Most people also probably know that Bill Gates, who stepped down from his post as the head of Microsoft almost 14 years ago now, and who has not had a full time role at the company since 2006, is now totally focused on the charity work he is doing through the Bill and Melinda Gates Foundation. Namely that involves attempting to eradicate diseases all around the world.

So guess what Bill Gates thinks about Mark Zuckerberg's goals. Yeah, not much. And he was not shy about saying so in an interview with the Financial Times this past Friday. 

“I certainly love the IT thing,” Gates said in the interview. “But when we want to improve lives, you’ve got to deal with more basic things like child survival, child nutrition.”

He said that making it a "priority" for the whole world to be  connected to the Internet was, "a joke."

“Take this malaria vaccine, [this] weird thing that I’m thinking of. Hmm, which is more important, connectivity or malaria vaccine? If you think connectivity is the key thing, that’s great. I don’t.”

This is not the first time that Gates has publically taken issue with an organization that dedicated itself to increasing connectivity. 

Back in June, Google revealed its Project Loon initative, uses solar powered balloons that float 20 kilometers above the earth in order to help bring the Internet to all corners of the globe. In August, Gates did an interview with Bloomberg, in which he was heavily critical of Google for not taking more important steps and priorities. 

"When you’re dying of malaria, I suppose you’ll look up and see that balloon, and I’m not sure how it’ll help you. When a kid gets diarrhea, no, there’s no website that relieves that," Gates said.

Internet.org, meanwhile, will attempt to reduce both the cost, and the amount of data, in order to make the Internet afforable and accessible everywhere. 

""The Internet is really the backbone of the knowledge economy. If everyone had access to those basic tools, we'd all be able to benefit from all of the innovation and creativity and ideas that everyone had," Zuckerberg has said of the project.

But to Gates, technology simply cannot solve the real problems that people are facing. At least not soon enough.

“Innovation is a good thing. The human condition – put aside bioterrorism and a few footnotes – is improving because of innovation,” he said in the Financial Times interview. But ­"it doesn’t get down to the people most in need in anything near the timeframe we should want it to”.
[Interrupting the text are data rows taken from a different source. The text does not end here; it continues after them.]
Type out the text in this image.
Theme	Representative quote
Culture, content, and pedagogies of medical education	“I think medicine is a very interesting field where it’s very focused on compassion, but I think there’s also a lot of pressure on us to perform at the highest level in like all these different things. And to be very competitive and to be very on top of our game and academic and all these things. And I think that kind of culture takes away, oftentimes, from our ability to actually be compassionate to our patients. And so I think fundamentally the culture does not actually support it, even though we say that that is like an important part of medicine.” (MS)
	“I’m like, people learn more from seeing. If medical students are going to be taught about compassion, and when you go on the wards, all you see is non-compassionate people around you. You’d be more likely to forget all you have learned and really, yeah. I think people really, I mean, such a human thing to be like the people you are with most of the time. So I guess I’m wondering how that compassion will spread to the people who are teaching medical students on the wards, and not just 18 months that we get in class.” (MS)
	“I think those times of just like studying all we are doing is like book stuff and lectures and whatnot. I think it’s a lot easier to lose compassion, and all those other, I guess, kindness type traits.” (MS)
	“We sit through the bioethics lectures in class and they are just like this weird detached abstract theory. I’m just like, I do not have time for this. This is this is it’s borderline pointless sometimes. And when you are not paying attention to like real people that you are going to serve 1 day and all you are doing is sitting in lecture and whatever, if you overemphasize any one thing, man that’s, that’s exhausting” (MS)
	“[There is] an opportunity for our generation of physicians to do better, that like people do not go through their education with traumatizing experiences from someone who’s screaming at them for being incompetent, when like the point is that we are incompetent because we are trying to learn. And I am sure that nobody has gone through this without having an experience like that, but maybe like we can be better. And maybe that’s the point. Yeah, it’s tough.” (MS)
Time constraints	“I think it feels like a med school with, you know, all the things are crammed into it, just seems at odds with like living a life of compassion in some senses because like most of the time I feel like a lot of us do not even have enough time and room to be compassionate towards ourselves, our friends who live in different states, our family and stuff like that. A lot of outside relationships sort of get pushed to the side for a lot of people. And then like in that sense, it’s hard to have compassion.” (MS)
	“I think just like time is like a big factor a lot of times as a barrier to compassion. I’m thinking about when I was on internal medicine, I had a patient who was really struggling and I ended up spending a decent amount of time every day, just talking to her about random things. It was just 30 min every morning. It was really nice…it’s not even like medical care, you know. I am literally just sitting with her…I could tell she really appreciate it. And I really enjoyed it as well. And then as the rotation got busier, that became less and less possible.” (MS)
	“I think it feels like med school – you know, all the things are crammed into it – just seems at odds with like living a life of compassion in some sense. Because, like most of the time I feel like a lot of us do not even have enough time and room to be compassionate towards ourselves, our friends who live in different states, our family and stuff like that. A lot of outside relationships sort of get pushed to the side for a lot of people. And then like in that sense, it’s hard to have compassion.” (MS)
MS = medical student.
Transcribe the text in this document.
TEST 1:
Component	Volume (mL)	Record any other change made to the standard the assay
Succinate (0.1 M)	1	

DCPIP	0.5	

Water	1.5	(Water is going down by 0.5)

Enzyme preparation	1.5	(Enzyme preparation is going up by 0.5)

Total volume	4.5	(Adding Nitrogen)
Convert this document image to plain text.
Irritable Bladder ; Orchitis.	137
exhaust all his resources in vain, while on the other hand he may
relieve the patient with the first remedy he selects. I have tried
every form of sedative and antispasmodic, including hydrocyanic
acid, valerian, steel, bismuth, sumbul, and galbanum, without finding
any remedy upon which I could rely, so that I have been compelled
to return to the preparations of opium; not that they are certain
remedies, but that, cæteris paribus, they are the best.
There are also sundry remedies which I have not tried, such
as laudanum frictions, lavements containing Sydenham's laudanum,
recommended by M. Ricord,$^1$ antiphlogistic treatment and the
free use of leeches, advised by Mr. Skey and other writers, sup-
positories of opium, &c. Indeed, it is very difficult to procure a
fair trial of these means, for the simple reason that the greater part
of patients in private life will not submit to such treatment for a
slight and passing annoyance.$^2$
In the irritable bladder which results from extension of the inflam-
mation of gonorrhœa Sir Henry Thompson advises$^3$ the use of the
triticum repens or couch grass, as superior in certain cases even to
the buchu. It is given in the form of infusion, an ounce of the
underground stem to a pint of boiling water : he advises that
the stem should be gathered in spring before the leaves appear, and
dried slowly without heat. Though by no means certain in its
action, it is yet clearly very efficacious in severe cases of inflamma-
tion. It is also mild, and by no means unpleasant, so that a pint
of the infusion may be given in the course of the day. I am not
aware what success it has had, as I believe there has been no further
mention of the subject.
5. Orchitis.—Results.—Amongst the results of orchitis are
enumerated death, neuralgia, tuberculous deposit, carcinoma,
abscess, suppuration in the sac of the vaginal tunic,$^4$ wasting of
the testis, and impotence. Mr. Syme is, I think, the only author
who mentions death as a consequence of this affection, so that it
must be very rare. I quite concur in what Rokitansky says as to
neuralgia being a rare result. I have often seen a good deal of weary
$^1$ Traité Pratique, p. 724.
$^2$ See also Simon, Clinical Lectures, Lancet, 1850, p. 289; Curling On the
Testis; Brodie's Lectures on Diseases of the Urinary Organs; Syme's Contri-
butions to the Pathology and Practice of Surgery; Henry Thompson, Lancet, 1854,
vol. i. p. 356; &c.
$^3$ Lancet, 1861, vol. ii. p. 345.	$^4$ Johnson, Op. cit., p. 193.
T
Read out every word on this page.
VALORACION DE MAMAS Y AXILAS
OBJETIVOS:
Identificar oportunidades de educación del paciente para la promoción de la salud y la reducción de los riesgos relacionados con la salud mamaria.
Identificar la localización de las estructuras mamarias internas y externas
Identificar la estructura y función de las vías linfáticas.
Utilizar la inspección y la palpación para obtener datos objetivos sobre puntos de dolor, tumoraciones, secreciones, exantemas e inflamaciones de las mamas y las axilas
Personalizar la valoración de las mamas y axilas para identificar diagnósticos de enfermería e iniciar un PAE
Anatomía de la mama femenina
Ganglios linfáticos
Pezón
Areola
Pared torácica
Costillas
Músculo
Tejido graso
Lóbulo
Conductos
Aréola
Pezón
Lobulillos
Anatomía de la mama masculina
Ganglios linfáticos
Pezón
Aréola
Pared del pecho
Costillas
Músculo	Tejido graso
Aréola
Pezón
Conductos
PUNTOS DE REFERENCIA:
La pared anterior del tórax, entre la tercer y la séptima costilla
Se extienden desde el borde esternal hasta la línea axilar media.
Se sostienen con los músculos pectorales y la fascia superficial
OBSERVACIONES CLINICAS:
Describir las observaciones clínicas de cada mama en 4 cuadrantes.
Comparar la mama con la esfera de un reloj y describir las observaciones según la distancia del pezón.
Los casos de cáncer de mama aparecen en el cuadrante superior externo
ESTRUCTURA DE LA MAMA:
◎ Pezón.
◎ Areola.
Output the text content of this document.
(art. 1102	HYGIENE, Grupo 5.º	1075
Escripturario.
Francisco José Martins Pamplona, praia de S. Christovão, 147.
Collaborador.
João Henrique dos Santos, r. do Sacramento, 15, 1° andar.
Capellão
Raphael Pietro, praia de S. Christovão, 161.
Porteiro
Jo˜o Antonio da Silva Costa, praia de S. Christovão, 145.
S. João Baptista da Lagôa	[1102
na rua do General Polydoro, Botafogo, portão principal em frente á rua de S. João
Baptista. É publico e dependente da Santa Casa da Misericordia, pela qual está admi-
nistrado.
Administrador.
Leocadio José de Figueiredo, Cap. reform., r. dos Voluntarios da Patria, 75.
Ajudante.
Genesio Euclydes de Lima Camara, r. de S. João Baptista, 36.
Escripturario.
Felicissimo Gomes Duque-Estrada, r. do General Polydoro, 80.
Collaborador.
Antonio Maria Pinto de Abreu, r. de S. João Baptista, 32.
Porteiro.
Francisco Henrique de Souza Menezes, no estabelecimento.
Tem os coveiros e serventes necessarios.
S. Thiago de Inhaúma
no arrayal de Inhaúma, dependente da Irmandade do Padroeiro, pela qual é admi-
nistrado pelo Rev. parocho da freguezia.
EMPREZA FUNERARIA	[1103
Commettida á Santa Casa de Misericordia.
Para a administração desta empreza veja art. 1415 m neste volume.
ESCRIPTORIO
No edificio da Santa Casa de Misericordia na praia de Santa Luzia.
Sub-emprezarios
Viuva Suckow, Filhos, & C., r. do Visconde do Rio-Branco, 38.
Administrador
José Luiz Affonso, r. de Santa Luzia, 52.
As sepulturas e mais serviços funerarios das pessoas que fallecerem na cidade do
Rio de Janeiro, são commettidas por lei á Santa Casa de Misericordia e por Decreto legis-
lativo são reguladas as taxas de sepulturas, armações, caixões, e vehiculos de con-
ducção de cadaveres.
Comment like these obviously put Gates in contrast to where a lot of the tech world is right now. It's hard to say that he is wrong, though there should obviously be a place for both kinds of development.

If nothing else I hope that comments like these finally end the speculation that Gates would ever come back to run Microsoft when Steve Ballmer retires. It is obviously never ever going to happen.